Neath Port Talbot, Torfaen and the Vale of Glamorgan all had new restrictions introduced from September 28.
The rules have also been tightened in Blaenau Gwent, Caerphilly, Bridgend, Merthyr Tydfil, Newport, and Rhondda Cynon Taf. And on October 1, new restrictions were introduced in Conwy, Flintshire, Denbighshire and Wrexham.
There are currently tighter restrictions in 17 areas of Wales, including Cardiff, Swansea and parts of North Wales, affecting more than 2.3 million people.
These prohibit people from entering or leaving an area without a reasonable excuse such as work or education.
Under the more general lockdown rules in Wales, licensed premises have to stop selling alcohol at 10pm, face coverings are mandatory in indoor public spaces and public transport, and people cannot gather in groups of more than 30 outdoors.

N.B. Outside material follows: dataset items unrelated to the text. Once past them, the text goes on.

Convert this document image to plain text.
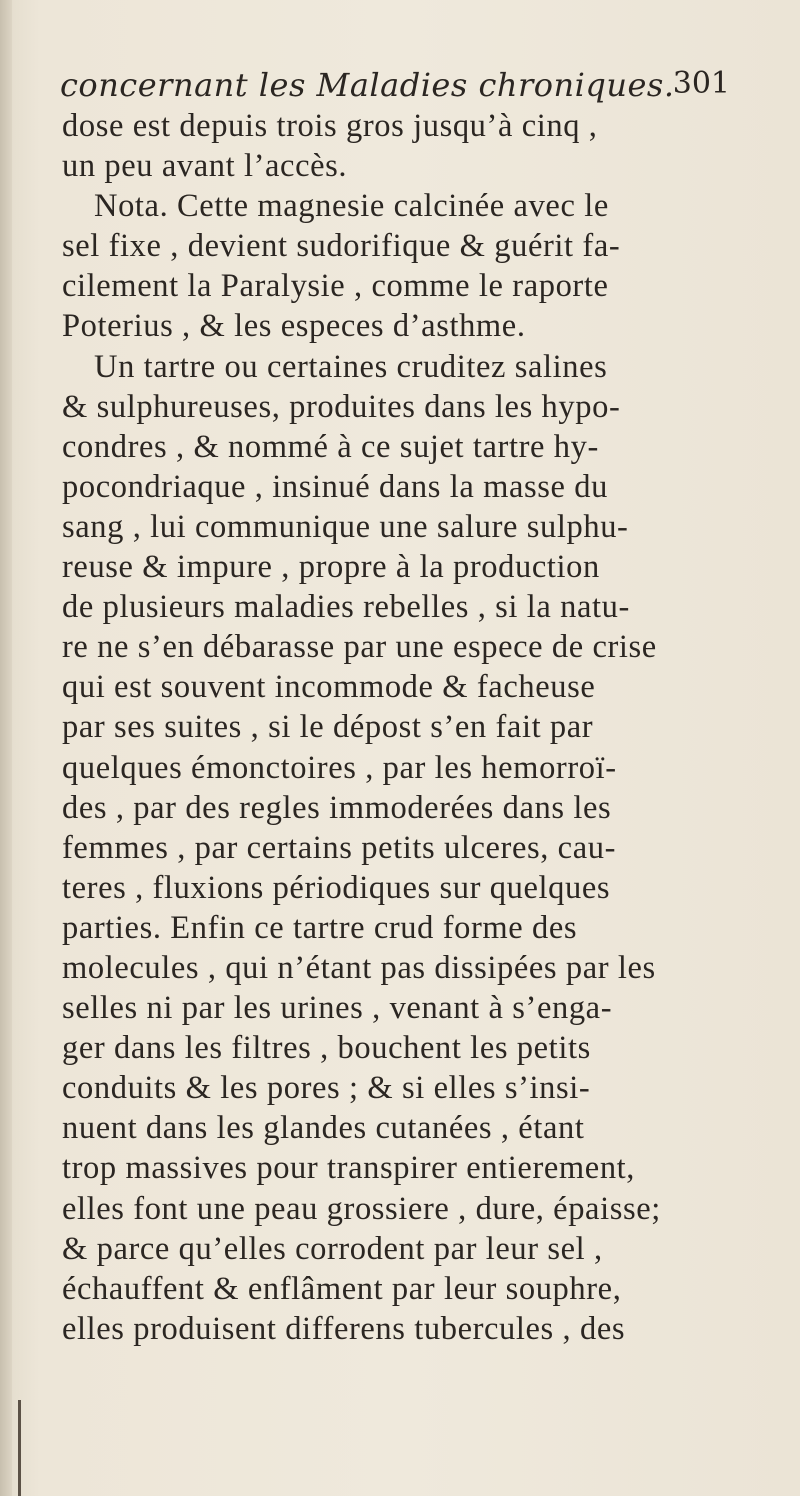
concernant les Maladies chroniques.
301
dose est depuis trois gros jusqu’à cinq ,
un peu avant l’accès.
Nota. Cette magnesie calcinée avec le
sel fixe , devient sudorifique & guérit fa-
cilement la Paralysie , comme le raporte
Poterius , & les especes d’asthme.
Un tartre ou certaines cruditez salines
& sulphureuses, produites dans les hypo-
condres , & nommé à ce sujet tartre hy-
pocondriaque , insinué dans la masse du
sang , lui communique une salure sulphu-
reuse & impure , propre à la production
de plusieurs maladies rebelles , si la natu-
re ne s’en débarasse par une espece de crise
qui est souvent incommode & facheuse
par ses suites , si le dépost s’en fait par
quelques émonctoires , par les hemorroï-
des , par des regles immoderées dans les
femmes , par certains petits ulceres, cau-
teres , fluxions périodiques sur quelques
parties. Enfin ce tartre crud forme des
molecules , qui n’étant pas dissipées par les
selles ni par les urines , venant à s’enga-
ger dans les filtres , bouchent les petits
conduits & les pores ; & si elles s’insi-
nuent dans les glandes cutanées , étant
trop massives pour transpirer entierement,
elles font une peau grossiere , dure, épaisse;
& parce qu’elles corrodent par leur sel ,
échauffent & enflâment par leur souphre,
elles produisent differens tubercules , des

The rules also say people are not allowed to meet indoors with people they do not live with, unless they have formed an extended household.
People in Wales can meet indoors in a group of up to six people, with children under 11 not included in the number.
The country’s health minister Vaughan Gething has also said Wales could be placed under a new national lockdown in order to halt a sharp rise in coronavirus cases.
Meanwhile, First Minister Mark Drakeford said Wales will ban entry to people from areas of the UK with high levels of coronavirus because Boris Johnson has failed to impose UK-wide travel restrictions.
London moved to Tier 2 coronavirus restrictions on October 17, putting around nine million people under new, tighter restrictions.
Sadiq Khan warned Londoners that they face a “difficult winter ahead” adding that “no one wants to see restrictions, but these are necessary”.
Rates are currently 97 per 100,000 and rising, and there will now be a ban on different households meeting indoors.
People should aim to reduce the number of journeys they make where possible. If they need to travel, they should walk or cycle where possible, or to plan ahead and avoid busy times and routes on public transport.
The “Rule of Six” will continue to apply outdoors and in private gardens.